Heinisch entschuldigt sich für Gas-Kommentare: 'Falsche Signale vermeiden'
Der nordrhein-westfälische CDU-Politiker Jan Heinisch hat seine Äußerungen bezüglich des zukünftigen Erwerbs von russischem Gas öffentlich bedauert. In einem Interview mit dem Nachrichtenmagazin 'Politico' stellte der Vizevorsitzende der CDU-Landespartei klar, dass es derzeit essenziell sei, keine missverständlichen Signale in Richtung Russlands zu senden, insbesondere in Anbetracht der aktuellen geopolitischen Spannungen.
Heinisch, der auch Teil der Arbeitsgruppe Klima und Energie bei den Koalitionsverhandlungen von Union und SPD war, hatte vor kurzem geäußert, dass ein zukünftiger Kauf von russischem Gas in Betracht gezogen werden könnte, sollte ein gerechter und sicherer Frieden erreicht werden.
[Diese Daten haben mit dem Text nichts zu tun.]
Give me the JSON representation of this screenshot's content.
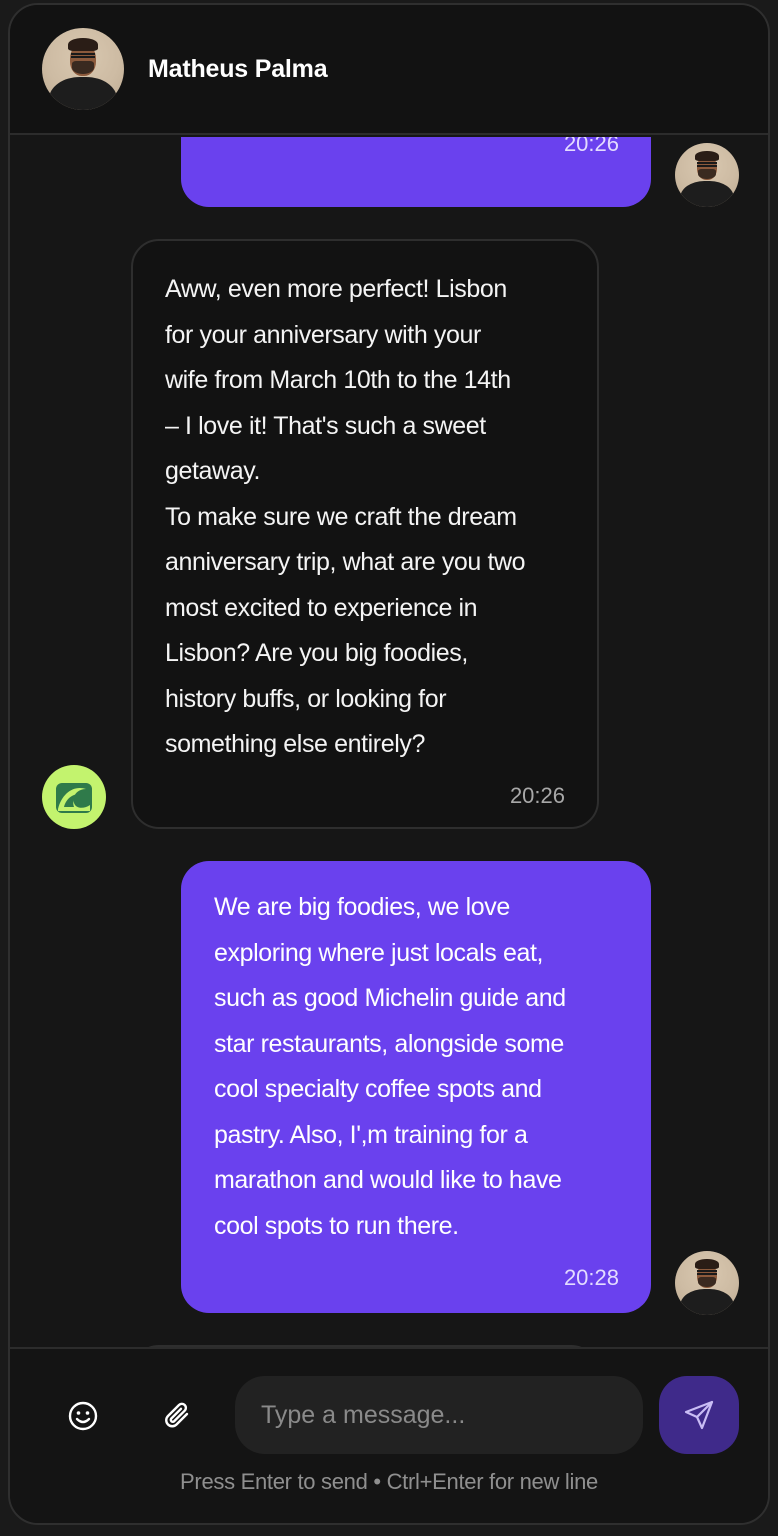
{
  "contact": {
    "name": "Matheus Palma"
  },
  "messages": [
    {
      "sender": "user",
      "text": "",
      "time": "20:26"
    },
    {
      "sender": "assistant",
      "text": "Aww, even more perfect! Lisbon\nfor your anniversary with your\nwife from March 10th to the 14th\n– I love it! That's such a sweet\ngetaway.\nTo make sure we craft the dream\nanniversary trip, what are you two\nmost excited to experience in\nLisbon? Are you big foodies,\nhistory buffs, or looking for\nsomething else entirely?",
      "time": "20:26"
    },
    {
      "sender": "user",
      "text": "We are big foodies, we love\nexploring where just locals eat,\nsuch as good Michelin guide and\nstar restaurants, alongside some\ncool specialty coffee spots and\npastry. Also, I',m training for a\nmarathon and would like to have\ncool spots to run there.",
      "time": "20:28"
    }
  ],
  "composer": {
    "placeholder": "Type a message...",
    "value": "",
    "hint": "Press Enter to send • Ctrl+Enter for new line",
    "icons": [
      "emoji-icon",
      "paperclip-icon",
      "send-icon"
    ]
  },
  "colors": {
    "background": "#161616",
    "outgoing_bubble": "#6a41ee",
    "incoming_bubble": "#121212",
    "send_button": "#3f2a8a",
    "bot_avatar": "#c3f36e"
  }
}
Dabei betonte er die Notwendigkeit offener Diskussionen über mögliche Transportwege, inklusive der zerstörten Pipeline Nord Stream 2 und alternativer Routen über See oder Pipeline, um den Wettbewerb zu wahren. Diese Aussagen hatten sowohl in der Öffentlichkeit als auch innerhalb seiner Partei für erheblichen Wirbel gesorgt.
Unter Berufung auf das Verhalten des russischen Präsidenten Wladimir Putin, insbesondere in Bezug auf die jüngsten Vorschläge für eine Waffenruhe, stellte Heinisch fest, dass jegliches Entgegenkommen und die Aussicht auf Sanktionserleichterungen als verfrüht und möglicherweise schädlich angesehen werden müssen. Es gelte, in der derzeitigen angespannten Lage keine falschen Signale zu senden.